Hello everyone,
I am currently struggling with Splunk limitations when it comes to joining two queries handling very large datasets (the two sets are two large to hold within the limits.conf limitations and I only get partial results).
I am trying to find out for each entity if a first property is true for each hour, and if this first property is true, find out in these valid hours the value of a second property to finally perform its sum per entity. Each query information is present in a dedicated datamodel, which I need to join using the entity id + the time (to get the hourly result). Unfortunately, the query gives me only partial results since the first data model contains more than 2 millions events, while the second data model contains approximately 35 millions. The computation is done over a week.
The result of these two queries is then summed up to provide the count of hours that contain the second property per entity.
Below is what I am trying to achieve:
| tstats values(main.is_valid) as is_valid from datamodel=validity where nodename=main AND main.is_valid=true groupby _time span=1h, main.entity
| rename main.entity as entity
| eval is_valid=if(is_valid LIKE "%true%", 1, 0)
| fields _time, entity, is_valid
| join _time, entity type=left [
| tstats count as second_events from datamodel=secondary where nodename=main groupby _time span=1h, main.entity
| rename main.entity as entity
| eval is_true=if(second_events > 0, 1, 0)
| fields _time, entity, is_true
]
| fillnull is_true
| fields _time, entity, is_valid, is_true
| stats sum(is_true) by entity
I might not be using the best possible approach or might be missing something.
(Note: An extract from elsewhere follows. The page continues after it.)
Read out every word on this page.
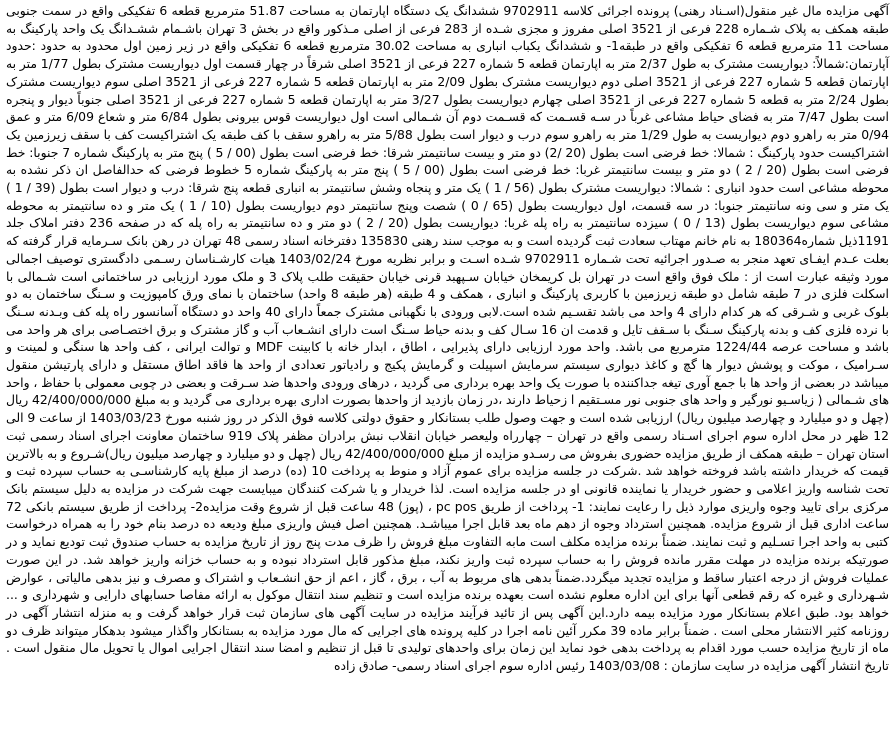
آگهی مزایده مال غیر منقول(اسـناد رهنی) پرونده اجرائی کلاسه 9702911 ششدانگ یک دستگاه اپارتمان به مساحت 51.87 مترمربع قطعه 6 تفکیکی واقع در سمت جنوبی طبقه همکف به پلاک شـماره 228 فرعی از 3521 اصلی مفروز و مجزی شـده از 283 فرعی از اصلی مـذکور واقع در بخش 3 تهران باشـمام ششـدانگ یک واحد پارکینگ به مساحت 11 مترمربع قطعه 6 تفکیکی واقع در طبقه1- و ششدانگ یکباب انباری به مساحت 30.02 مترمربع قطعه 6 تفکیکی واقع در زیر زمین اول محدود به حدود :حدود آپارتمان:شمالاً: دیواریست مشترک به طول 2/37 متر به اپارتمان قطعه 5 شماره 227 فرعی از 3521 اصلی شرقاً در چهار قسمت اول دیواریست مشترک بطول 1/77 متر به اپارتمان قطعه 5 شماره 227 فرعی از 3521 اصلی دوم دیواریست مشترک بطول 2/09 متر به اپارتمان قطعه 5 شماره 227 فرعی از 3521 اصلی سوم دیواریست مشترک بطول 2/24 متر به قطعه 5 شماره 227 فرعی از 3521 اصلی چهارم دیواریست بطول 3/27 متر به اپارتمان قطعه 5 شماره 227 فرعی از 3521 اصلی جنوباً دیوار و پنجره است بطول 7/47 متر به فضای حیاط مشاعی غرباً در سـه قسـمت که قسـمت دوم آن شـمالی است اول دیواریست قوس بیرونی بطول 6/84 متر و شعاع 6/09 متر و عمق 0/94 متر به راهرو دوم دیواریست به طول 1/29 متر به راهرو سوم درب و دیوار است بطول 5/88 متر به راهرو سقف با کف طبقه یک اشتراکیست کف با سقف زیرزمین یک اشتراکیست حدود پارکینگ : شمالا: خط فرضی است بطول (20 /2) دو متر و بیست سانتیمتر شرقا: خط فرضی است بطول (00 / 5 ) پنج متر به پارکینگ شماره 7 جنوبا: خط فرضی است بطول (20 / 2 ) دو متر و بیست سانتیمتر غربا: خط فرضی است بطول (00 / 5 ) پنج متر به پارکینگ شماره 5 خطوط فرضی که حدالفاصل ان ذکر نشده به محوطه مشاعی است حدود انباری : شمالا: دیواریست مشترک بطول (56 / 1 ) یک متر و پنجاه وشش سانتیمتر به انباری قطعه پنج شرقا: درب و دیوار است بطول (39 / 1 ) یک متر و سی ونه سانتیمتر جنوبا: در سه قسمت، اول دیواریست بطول (65 / 0 ) شصت وپنج سانتیمتر دوم دیواریست بطول (10 / 1 ) یک متر و ده سانتیمتر به محوطه مشاعی سوم دیواریست بطول (13 / 0 ) سیزده سانتیمتر به راه پله غربا: دیواریست بطول (20 / 2 ) دو متر و ده سانتیمتر به راه پله که در صفحه 236 دفتر املاک جلد 1191ذیل شماره180364 به نام خانم مهتاب سعادت ثبت گردیده است و به موجب سند رهنی 135830 دفترخانه اسناد رسمی 48 تهران در رهن بانک سـرمایه قرار گرفته که بعلت عـدم ایفـای تعهد منجر به صـدور اجرائیه تحت شـماره 9702911 شـده اسـت و برابر نظریه مورخ 1403/02/24 هیات کارشـناسان رسـمی دادگستری توصیف اجمالی مورد وثیقه عبارت است از : ملک فوق واقع است در تهران بل کریمخان خیابان سـپهبد قرنی خیابان حقیقت طلب پلاک 3 و ملک مورد ارزیابی در ساختمانی است شـمالی با اسکلت فلزی در 7 طبقه شامل دو طبقه زیرزمین با کاربری پارکینگ و انباری ، همکف و 4 طبقه (هر طبقه 8 واحد) ساختمان با نمای ورق کامپوزیت و سـنگ ساختمان به دو بلوک غربی و شـرقی که هر کدام دارای 4 واحد می باشد تقسـیم شده است.لابی ورودی با نگهبانی مشترک جمعاً دارای 40 واحد دو دستگاه آسانسور راه پله کف وبـدنه سـنگ با نرده فلزی کف و بدنه پارکینگ سـنگ با سـقف تایل و قدمت ان 16 سـال کف و بدنه حیاط سـنگ است دارای انشـعاب آب و گاز مشترک و برق اختصـاصی برای هر واحد می باشد و مساحت عرصه 1224/44 مترمربع می باشد. واحد مورد ارزیابی دارای پذیرایی ، اطاق ، ابدار خانه با کابینت MDF و توالت ایرانی ، کف واحد ها سنگی و لمینت و سـرامیک ، موکت و پوشش دیوار ها گچ و کاغذ دیواری سیستم سرمایش اسپیلت و گرمایش پکیج و رادیاتور تعدادی از واحد ها فاقد اطاق مستقل و دارای پارتیشن منقول میباشد در بعضی از واحد ها با جمع آوری تیغه جداکننده با صورت یک واحد بهره برداری می گردید ، درهای ورودی واحدها ضد سـرقت و بعضی در چوبی معمولی با حفاظ ، واحد های شـمالی ( زیاسـیو نورگیر و واحد های جنوبی نور مسـتقیم ا زحیاط دارند ،در زمان بازدید از واحدها بصورت اداری بهره برداری می گردید و به مبلغ 42/400/000/000 ریال (چهل و دو میلیارد و چهارصد میلیون ریال) ارزیابی شده است و جهت وصول طلب بستانکار و حقوق دولتی کلاسه فوق الذکر در روز شنبه مورخ 1403/03/23 از ساعت 9 الی 12 ظهر در محل اداره سوم اجرای اسـناد رسمی واقع در تهران – چهارراه ولیعصر خیابان انقلاب نبش برادران مظفر پلاک 919 ساختمان معاونت اجرای اسناد رسمی ثبت استان تهران – طبقه همکف از طریق مزایده حضوری بفروش می رسـدو مزایده از مبلغ 42/400/000/000 ریال (چهل و دو میلیارد و چهارصد میلیون ریال)شـروع و به بالاترین قیمت که خریدار داشته باشد فروخته خواهد شد .شرکت در جلسه مزایده برای عموم آزاد و منوط به پرداخت 10 (ده) درصد از مبلغ پایه کارشناسـی به حساب سپرده ثبت و تحت شناسه واریز اعلامی و حضور خریدار یا نماینده قانونی او در جلسه مزایده است. لذا خریدار و یا شرکت کنندگان میبایست جهت شرکت در مزایده به دلیل سیستم بانک مرکزی برای تایید وجوه واریزی موارد ذیل را رعایت نمایند: 1- پرداخت از طریق pc pos ، (پوز) 48 ساعت قبل از شروع وقت مزایده2- پرداخت از طریق سیستم بانکی 72 ساعت اداری قبل از شروع مزایده. همچنین استرداد وجوه از دهم ماه بعد قابل اجرا میباشـد. همچنین اصل فیش واریزی مبلغ ودیعه ده درصد بنام خود را به همراه درخواست کتبی به واحد اجرا تسـلیم و ثبت نمایند. ضمناً برنده مزایده مکلف است مابه التفاوت مبلغ فروش را ظرف مدت پنج روز از تاریخ مزایده به حساب صندوق ثبت تودیع نماید و در صورتیکه برنده مزایده در مهلت مقرر مانده فروش را به حساب سپرده ثبت واریز نکند، مبلغ مذکور قابل استرداد نبوده و به حساب خزانه واریز خواهد شد. در این صورت عملیات فروش از درجه اعتبار ساقط و مزایده تجدید میگردد.ضمناً بدهی های مربوط به آب ، برق ، گاز ، اعم از حق انشـعاب و اشتراک و مصرف و نیز بدهی مالیاتی ، عوارض شـهرداری و غیره که رقم قطعی آنها برای این اداره معلوم نشده است بعهده برنده مزایده است و تنظیم سند انتقال موکول به ارائه مفاصا حسابهای دارایی و شهرداری و ... خواهد بود. طبق اعلام بستانکار مورد مزایده بیمه دارد.این آگهی پس از تائید فرآیند مزایده در سایت آگهی های سازمان ثبت قرار خواهد گرفت و به منزله انتشار آگهی در روزنامه کثیر الانتشار محلی است . ضمناً برابر ماده 39 مکرر آئین نامه اجرا در کلیه پرونده های اجرایی که مال مورد مزایده به بستانکار واگذار میشود بدهکار میتواند ظرف دو ماه از تاریخ مزایده حسب مورد اقدام به پرداخت بدهی خود نماید این زمان برای واحدهای تولیدی تا قبل از تنظیم و امضا سند انتقال اجرایی اموال یا تحویل مال منقول است . تاریخ انتشار آگهی مزایده در سایت سازمان : 1403/03/08 رئیس اداره سوم اجرای اسناد رسمی- صادق زاده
I would be extremely glad if you could provide me with suggestions to achieve what I am trying to do.
Thank you very much!
Have you tried tstats append=t
?
If that won't work for you (I am not sure about limits there), then there is only one way to losslessly join datasets, do it like this:
| tstats values(main.is_valid) as is_valid from datamodel=validity where nodename=main AND main.is_valid=true groupby _time span=1h, main.entity
| rename main.entity as entity
| eval is_valid=if(is_valid LIKE "%true%", 1, 0)
| eval DATASET="1"
| fields _time, entity, is_valid DATASET
| appendpipe [
| tstats count as second_events from datamodel=secondary where nodename=main groupby _time span=1h, main.entity
| rename main.entity as entity
| eval is_true=if(second_events > 0, 1, 0)
| eval DATASET="2"
| fields _time, entity, is_valid DATASET
]
| fillnull is_true
| stats values(*) AS * dc(DATASET) AS numDatasets BY _time entity
| rename COMMENT AS "put your join logic here: use '|search DATASET=1' for left join, '|search DATASET=2' for right join, '|search numDatasets=1' for disunion, '|search numDatasets=2 for intersection"
| fields _time, entity, is_valid, is_true
| stats sum(is_true) by entity
You might want to remove the prestats=t from the second tstats.
It is required when using append=t
.
Thank you very much for your answer.
Unfortunately, your query does not work, when I search DATASET=2, it produces no result (it looks like only the first dataset is kept). I obviously tried to run the query separately and it outputs results properly, only when appendpipe is used that it does not work.
I have also tried to use prestats like below but it does not output any other properties than _time and mount_id:
| tstats prestats=t values(main.valid_event) as is_valid_hour from datamodel=hour_validity where nodename=main AND main.is_valid_hour=true groupby _time span=1h, main.entity
| tstats prestats=t append=t count as true_events from datamodel=true_events where nodename=main groupby _time span=1h, main.entity
| table _time, entity, is_valid_hour, true_events
Your situation makes no sense to me. Are you sure that you are describing everything accurately?